A team led by a City University of Hong Kong (CTU) neuroscientist has identified a key mechanism of a biological clock that keeps roundworms stable by defecating at regular intervals.

The excretory phase is under timed control of A nerve A cell located on the head of a worm. This cell fire a Nerve impulse, or burst of electrical discharge, every 45 seconds or so. Each impulse is immediately transmitted along the worm through a nerve fiber that connects to a nerve cell in the tail. This cell emits an impulse with a synchronous impulse from the head nerve cell, which stimulates the lower-intestinal muscles to expel stool.

“The 1-millimeter-long roundworm Caenorhabditis elegans, or C. elegans, is used as a model organism by biologists around the world. Wild-type worms, in the presence of abundant food, eat non-stop. Defecate every 45 seconds with almost clock-like precision. Why and How Worms Learn About Its Basic Mechanisms “Attracted researchers to study,” said team co-leader Dr. Liu Qiang says. “Our findings solve this 30-year mystery, deepen our understanding of rhythmic behavior, and deepen the relationship between the animal’s nervous system and physiology.”

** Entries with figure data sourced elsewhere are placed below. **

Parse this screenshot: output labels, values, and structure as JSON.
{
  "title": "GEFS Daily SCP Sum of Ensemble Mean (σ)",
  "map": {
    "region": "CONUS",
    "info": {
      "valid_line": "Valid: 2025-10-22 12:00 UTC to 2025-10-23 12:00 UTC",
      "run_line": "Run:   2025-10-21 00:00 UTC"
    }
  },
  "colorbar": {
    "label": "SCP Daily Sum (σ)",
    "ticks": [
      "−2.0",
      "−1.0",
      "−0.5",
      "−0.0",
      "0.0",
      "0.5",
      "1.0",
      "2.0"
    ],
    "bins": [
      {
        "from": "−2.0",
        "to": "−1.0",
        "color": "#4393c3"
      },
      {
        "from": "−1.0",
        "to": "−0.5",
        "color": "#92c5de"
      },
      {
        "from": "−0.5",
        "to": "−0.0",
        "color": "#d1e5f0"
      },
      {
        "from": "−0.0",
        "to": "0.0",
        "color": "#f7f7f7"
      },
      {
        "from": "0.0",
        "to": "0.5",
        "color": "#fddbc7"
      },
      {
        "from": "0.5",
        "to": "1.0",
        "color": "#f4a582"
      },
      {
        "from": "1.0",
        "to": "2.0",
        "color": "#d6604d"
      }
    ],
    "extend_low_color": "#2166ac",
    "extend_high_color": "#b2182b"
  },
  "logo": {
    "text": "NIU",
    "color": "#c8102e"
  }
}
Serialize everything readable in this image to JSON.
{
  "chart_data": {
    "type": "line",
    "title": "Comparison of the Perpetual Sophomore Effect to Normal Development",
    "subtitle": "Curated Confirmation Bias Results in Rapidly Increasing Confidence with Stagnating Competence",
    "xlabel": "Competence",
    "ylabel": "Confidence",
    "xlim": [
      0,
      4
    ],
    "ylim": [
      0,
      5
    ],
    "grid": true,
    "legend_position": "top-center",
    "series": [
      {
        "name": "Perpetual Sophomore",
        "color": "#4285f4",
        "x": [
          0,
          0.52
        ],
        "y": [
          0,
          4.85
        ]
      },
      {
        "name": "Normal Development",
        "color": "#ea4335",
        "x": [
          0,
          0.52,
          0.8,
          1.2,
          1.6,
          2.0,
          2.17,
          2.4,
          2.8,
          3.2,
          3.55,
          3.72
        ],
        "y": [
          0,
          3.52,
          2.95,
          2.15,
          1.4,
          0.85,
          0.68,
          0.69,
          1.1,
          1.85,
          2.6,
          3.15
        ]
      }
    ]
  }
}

CITU’s Dr. Liu Qiang and Dr. Peking University. The research was jointly led by Luis Tao. The results published on 19 May 2022 Nature communicationentitled “C. elegans enteric motor neurons fire synchronized”. Action potential Basis of the Excretory Motor Program.”

The gut-brain circuit

C. Elegance is also well studied in neuroscience Brain researchAnd all 302 cells Its nervous system has been identified, named and physically mapped along with all their nerve connections. The two main neurons involved in controlling bowel movements are the AVL in the head and the DVB in the tail.

“Researchers knew that C. elegans produces periodic surges of calcium in gut epithelium cells called calcium waves, which trigger the release of gut neuropeptides that stimulate AVL and DVB neurons, leading to bowel movement. However, the underlying mechanisms of communication between the gut and the brain were unknown. Two enteric neurons, one in the worm’s head and one in the other How do they communicate with each other over such a distance while processing the timing signal from the tail and gut with remarkable robustness and precision?” Dr. Liu says. “For the first time, we showed that AVL and DVB neurons generate all-or-none impulses, or action potentials, and this digital signaling allows AVL to instantaneously communicate long-distance with DVB in the head. Control faecal excretion.”

the reason Calcium ions Jumping into the cell between each nerve impulse, the researchers examined AVL-to-DVB signaling under a special microscope using videoworms programmed to glow fluorescent green in the presence of calcium. They first observed a general wave of calcium moving through the gut. After about 3 seconds, they found nearly simultaneous calcium spikes in AVL and DVB that lasted half a second and repeated once every 45 seconds (see Figure 1).

Calcium spikes in AVL and DVB coincided with head-to-tail muscle movements that occurred at approximately the same time as stool ejection. From these findings, the researchers conclude that although the gut itself is the general defecation pacemaker, synchronized AVL and DVB impulses control the precise timing and coordination of head-to-tail body and gut movements required for the voiding phase.

Multitasking capability

Direct measurements of voltage across the membrane of isolated AVL and DVB cells confirmed the spike profiles of their action potentials. Closer examination reveals that the AVL impulse is an abnormal action potential consisting of two spikes in close proximity. The first spike acts as a positive, fast signal (signal increase in about 100 milliseconds, red circle in Figure 2) that propagates rapidly (in milliseconds) to the DVB and changes in the sequence of muscle movements leading to defecation. The second spike acts as a negative, slow signal (in seconds, yellow circle in Figure 2) that switches off the sequence to prevent further bowel movements and prevent excessive bowel movements. Also, a long negative undershoot phase (tens of seconds, green circle in Figure 2) after each AVL pulse prevents DVB misfiring impulses when they are not needed.

“The head AVL neuron plays the most critical role in regulating bowel rhythms over multiple time scales,” Dr. Liu says. “It not only relays, it also modulates the pacemaker signal from the gut by resetting the system with each bowel movement and prevents the nerve from misfiring between cycles, thus keeping the body clock strong and accurate.”

The study paves the way for further research into gut-brain communication and other body clock systems that underlie repetitive animal behavior. “I have no doubt that the basic principles of brain function learned from the study of worms can be used as a springboard for understanding more complex brains like ours,” said Dr. Liu adds.